Sometimes it so happens in the life of a nation that they select the wrong people as their saviour out of desperation. The post-World War I Germany was certainly in a desperate situation. The defeated German people were already humiliated by the shameful and torturous conditions of the Versailles Pact and the compensations they were being forced to pay by the allied powers. People were desperate, as they had no jobs, the rate of inflation was the highest in history (in fact money lost its buying power in Germany of those days) and the world around was so cruel. So the Germans were waiting for a messiah to deliver them. But the messiah they ultimately chose, proved to be a devil in the deliverer's garb. It would be really unfair to blame all the German people of that time for the coming of the Armageddon.

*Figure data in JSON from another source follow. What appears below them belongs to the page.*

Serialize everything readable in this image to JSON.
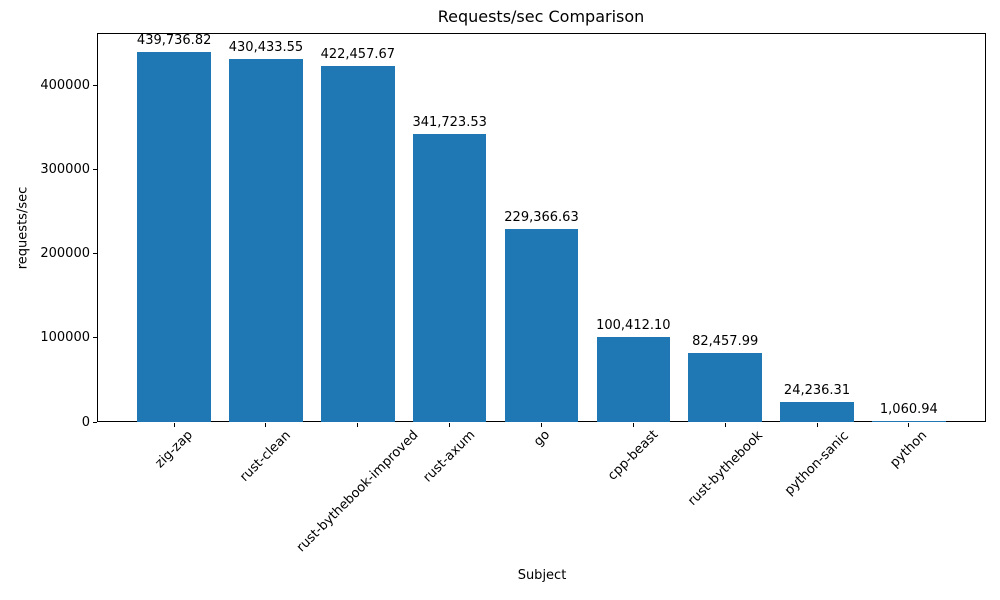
{
  "chart_data": {
    "type": "bar",
    "title": "Requests/sec Comparison",
    "xlabel": "Subject",
    "ylabel": "requests/sec",
    "categories": [
      "zig-zap",
      "rust-clean",
      "rust-bythebook-improved",
      "rust-axum",
      "go",
      "cpp-beast",
      "rust-bythebook",
      "python-sanic",
      "python"
    ],
    "values": [
      439736.82,
      430433.55,
      422457.67,
      341723.53,
      229366.63,
      100412.1,
      82457.99,
      24236.31,
      1060.94
    ],
    "bar_value_labels": [
      "439,736.82",
      "430,433.55",
      "422,457.67",
      "341,723.53",
      "229,366.63",
      "100,412.10",
      "82,457.99",
      "24,236.31",
      "1,060.94"
    ],
    "yticks": [
      0,
      100000,
      200000,
      300000,
      400000
    ],
    "ytick_labels": [
      "0",
      "100000",
      "200000",
      "300000",
      "400000"
    ],
    "ylim": [
      0,
      461724
    ],
    "xtick_rotation": 45,
    "grid": false,
    "legend": null,
    "bar_color": "#1f77b4",
    "text_color": "#000000"
  }
}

Hitlers are not strange creatures born only once in a blue moon on this Earth. Given the appropriate conditions, the most inconsequential person can turn into a Hitler. Every nation has witnessed this phenomenon of how Hitlers come out of the blue in times of crisis. The fanatics throwing bombs at shrines and peaceful gatherings of people are nothing but Hitlers of a different breed. The militants and terrorists who kill women, children and innocent people and commit arsons during communal riots are nothing but the ghosts of Hitler. The bullies, terrorists and felons, who are making the lives of the peace loving people hell every moment, everywhere are but smaller versions of the infamous Hitler. Every one of these smaller tyrants has the potential to grow into a real Hitler. But they only need the suitable environment to grow.
When the common people are denied a normal life, when frustration runs deep and destroys people's belief in themselves, when intolerance and uncertainties reign supreme over social psyche, it is then that the would-be Hitlers begin to raise their ugly heads.
Who knows where the next Hitler is waiting in the wings at the moment to swoop down on the unsuspecting and the innocent!